“I was shocked,” Alan Levy says. “I didn’t deserve this.” Levy, a retired U-M housing official, had thought that when he got back from vacation at the end of March, he’d lead the Ann Arbor Housing Commission in hiring a new executive director. Instead Levy found a form letter from the mayor thanking him for his service and a message on his machine telling him that city council had voted unanimously to remove the entire commission.

Levy never saw it coming–and when he emailed Tony Derezinski, council’s liaison with the commission and sponsor of the resolution, he never heard back.

“It was a strong move but I felt that it was necessary,” Derezinski tells the Observer. “Alan Levy worked hard on being a good chair, but they were in perpetual crisis, and he had to focus on crisis management.”

Levy doesn’t entirely disagree. “The whole time I was there, we never had a chance to do anything because very intense personnel issues were all-consuming,” he says. But, he adds, until last year, the city “paid almost no attention to the housing commission. Then Jayne Miller [the city’s head of public services] comes in and pays a lot of attention.”
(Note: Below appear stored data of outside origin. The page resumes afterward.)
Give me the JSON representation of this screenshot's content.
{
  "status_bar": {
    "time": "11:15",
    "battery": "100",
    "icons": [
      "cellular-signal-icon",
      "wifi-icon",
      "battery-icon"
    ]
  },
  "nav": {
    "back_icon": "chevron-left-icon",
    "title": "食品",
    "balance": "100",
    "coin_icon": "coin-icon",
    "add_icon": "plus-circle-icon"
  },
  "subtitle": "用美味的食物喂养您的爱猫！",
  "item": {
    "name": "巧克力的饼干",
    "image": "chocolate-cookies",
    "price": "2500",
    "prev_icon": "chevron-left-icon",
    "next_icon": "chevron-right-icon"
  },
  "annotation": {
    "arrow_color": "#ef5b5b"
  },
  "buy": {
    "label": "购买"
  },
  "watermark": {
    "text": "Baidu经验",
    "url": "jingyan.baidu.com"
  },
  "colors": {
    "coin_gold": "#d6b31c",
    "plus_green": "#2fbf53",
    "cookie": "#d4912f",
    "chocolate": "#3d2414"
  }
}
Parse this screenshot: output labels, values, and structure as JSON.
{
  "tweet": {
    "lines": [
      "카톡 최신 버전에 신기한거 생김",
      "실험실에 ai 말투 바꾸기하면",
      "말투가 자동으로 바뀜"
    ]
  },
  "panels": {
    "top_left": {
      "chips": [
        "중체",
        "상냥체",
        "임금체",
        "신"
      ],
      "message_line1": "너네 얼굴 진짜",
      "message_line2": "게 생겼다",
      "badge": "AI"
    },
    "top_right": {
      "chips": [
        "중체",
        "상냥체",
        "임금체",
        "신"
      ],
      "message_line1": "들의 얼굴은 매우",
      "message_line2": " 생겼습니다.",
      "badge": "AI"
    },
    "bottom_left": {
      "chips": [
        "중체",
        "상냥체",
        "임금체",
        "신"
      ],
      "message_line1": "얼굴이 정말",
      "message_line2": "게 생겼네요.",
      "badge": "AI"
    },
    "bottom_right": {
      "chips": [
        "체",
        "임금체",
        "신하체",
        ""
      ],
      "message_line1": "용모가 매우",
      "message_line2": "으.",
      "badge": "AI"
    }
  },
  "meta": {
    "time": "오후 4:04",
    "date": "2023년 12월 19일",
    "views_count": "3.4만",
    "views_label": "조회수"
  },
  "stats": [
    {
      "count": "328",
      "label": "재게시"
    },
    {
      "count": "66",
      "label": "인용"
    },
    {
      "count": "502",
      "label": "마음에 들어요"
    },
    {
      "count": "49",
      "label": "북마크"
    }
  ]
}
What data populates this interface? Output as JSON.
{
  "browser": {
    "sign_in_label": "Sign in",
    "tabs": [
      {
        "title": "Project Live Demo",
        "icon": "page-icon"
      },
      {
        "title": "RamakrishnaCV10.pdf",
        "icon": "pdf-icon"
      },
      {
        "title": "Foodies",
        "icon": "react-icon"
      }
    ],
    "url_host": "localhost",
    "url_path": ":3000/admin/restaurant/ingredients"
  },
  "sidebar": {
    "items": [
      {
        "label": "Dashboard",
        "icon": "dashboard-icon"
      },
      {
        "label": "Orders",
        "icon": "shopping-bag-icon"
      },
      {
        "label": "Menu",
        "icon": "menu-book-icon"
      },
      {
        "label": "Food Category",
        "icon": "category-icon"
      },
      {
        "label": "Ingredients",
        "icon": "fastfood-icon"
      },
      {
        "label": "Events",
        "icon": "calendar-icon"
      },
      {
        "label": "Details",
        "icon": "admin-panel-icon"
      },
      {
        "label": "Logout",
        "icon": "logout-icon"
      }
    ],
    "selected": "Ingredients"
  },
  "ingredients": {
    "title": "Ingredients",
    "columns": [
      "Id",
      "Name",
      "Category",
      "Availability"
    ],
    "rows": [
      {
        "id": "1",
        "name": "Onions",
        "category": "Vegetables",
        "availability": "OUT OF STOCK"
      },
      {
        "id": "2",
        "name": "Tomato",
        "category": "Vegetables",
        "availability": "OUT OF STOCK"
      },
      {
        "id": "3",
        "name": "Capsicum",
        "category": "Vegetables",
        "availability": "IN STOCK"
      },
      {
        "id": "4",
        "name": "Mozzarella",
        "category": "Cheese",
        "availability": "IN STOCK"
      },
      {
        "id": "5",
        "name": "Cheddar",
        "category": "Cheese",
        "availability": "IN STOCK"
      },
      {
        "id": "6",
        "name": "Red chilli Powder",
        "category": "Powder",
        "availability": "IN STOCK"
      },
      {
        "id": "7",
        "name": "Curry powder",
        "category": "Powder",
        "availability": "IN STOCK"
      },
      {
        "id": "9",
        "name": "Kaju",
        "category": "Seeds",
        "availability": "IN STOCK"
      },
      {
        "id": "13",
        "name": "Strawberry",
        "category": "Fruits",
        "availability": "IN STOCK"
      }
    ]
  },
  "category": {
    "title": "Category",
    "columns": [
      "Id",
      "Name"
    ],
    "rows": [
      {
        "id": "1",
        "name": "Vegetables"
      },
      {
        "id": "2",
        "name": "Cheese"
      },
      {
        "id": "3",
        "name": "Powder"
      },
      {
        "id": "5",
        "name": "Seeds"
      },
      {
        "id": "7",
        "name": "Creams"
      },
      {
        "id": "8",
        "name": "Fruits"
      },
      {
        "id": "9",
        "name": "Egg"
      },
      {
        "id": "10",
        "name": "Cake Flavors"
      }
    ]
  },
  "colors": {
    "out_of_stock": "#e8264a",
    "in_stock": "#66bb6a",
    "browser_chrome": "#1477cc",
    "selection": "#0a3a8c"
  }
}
Miller told her bosses what she saw, and they hired consultants to produce a “needs assessment” on the agency. Their report concluded that the board had “failed to provide adequate leadership to the agency…the Board must define a vision that shapes organizational priorities [and] we found no evidence of the Board having any discussions at this level.”

“The report also called for hiring a new permanent executive director,” says Derezinski. “It needed prompt action, and they didn’t give it prompt action.” The board had hired Marge Novak as interim executive director last June, but Levy delayed hiring a permanent director until after the consultants formally presented their final report in February.

“I do regret we didn’t move faster,” Levy says. “But they hadn’t hired a new executive director in fifteen years, and they had no experience in how to do it, so it took us longer.” And, Levy insists, it didn’t take them all that long. “I think that’s a crock. We got the final report, and I was fired three weeks later. Does city council move that fast?”

Dwayne Seals, another fired commissioner, has his own theory: it wasn’t that the board didn’t move fast enough, “it’s just that we’re not going to vote on the person the mayor wanted to be executive director,” Seals charges. “Marge is very intelligent and capable, and she did a great job. But this guy [William Hurt, the other finalist] blew us away. We had set a meeting to hire him, and before we could, they cleared the board out.”

“I wasn’t concerned that the board might not make a good choice, but that they might not make it soon enough,” responds mayor John Hieftje. “But that was just one task of many they needed to accomplish, and it was not the central issue.” Asked why council took the unprecedented step of removing the commissioners, Hieftje offers a platitude: “We wanted to make a fresh start.”

City administrator Roger Fraser is blunter. “The straw that broke the camel’s back was when they were about to violate their own bylaws about meetings. They were about to conduct a meeting in a coffeehouse, and they had already had two meetings in restaurants…My fear was what they did in March wouldn’t be sustainable legally because they had violated the Open Meetings Act.”

Council appointed new commissioners, including chair Jayne Miller–who recently left the city to become executive director of the Huron-Clinton Metropolitan Authority. Fraser counts off what he expects from them: “One, development of a long-range plan; two, establishment of capital goals; three, establishment of new relationships between the housing commission and their service providers.”

The administrator says he expects the new board to pick a permanent executive director in “May or June if they pick one of the two candidates already interviewed, longer than that if they decide they have to conduct a new search.

“We should have been paying more attention before,” Fraser acknowledges. “We’re going to pay a lot more attention now.”